In 2019, Ajayi was accused of having lied to gain admission into the Nigerian Law School while he was still in a full-time employment with the Nigerian government.

He has also been having political battle for months with his boss, Governor Rotimi Akeredolu, whom he accused of attempting to strangulate his political ambition; citing that acrimonious situation as the main reason why he decamped from APC and defected to PDP. Ajayi had earlier denied having any problem at all with governor Akeredolu, and dismissed such rumours and speculations in the past as pure "political propaganda" that was being perpetrated and orchestrated by 'political jobbers" who were bent on causing crisis.

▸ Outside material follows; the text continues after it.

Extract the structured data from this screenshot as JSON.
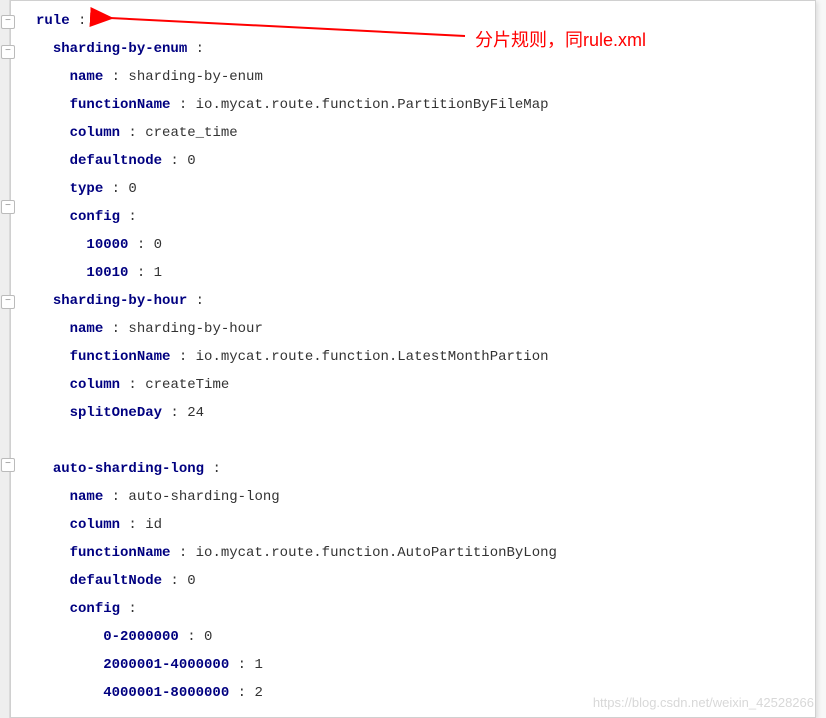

But on 20 June 2020, following the order from the Governor, the police commissioner of Ondo State (CP Bolaji Salami) and his armed policemen restricted and barred Ajayi from leaving his official residence in the Government House for over four hours; and when he finally gained his freedom he went straight to his Apoi Ward 2 in Ese-Odo LGA to tender his resignation from the APC party and thereafter crossed over to the PDP ward office to register his new membership.

Since his defection, the Governor and APC party have called on Ajayi to resign his position as the deputy governor of Ondo State. But Ajayi has refused to resign and claims that he still remains the elected deputy governor of Ondo State despite moving to the opposition party PDP. On 23 June 2020, two days after his defection to PDP, Governor Akeredolu ordered that all Ajayi's seven aides be withdrawn, including the two aides assigned to the wife of the embattled deputy governor. News of a possible impeachment continues to also circulate with the rumour that members of the Ondo State House of Assembly are plotting or making plans to impeach him out of office.

==Personal life==
Ajayi is married to Chief Ajewole Agboola Ajayi JP and they have children.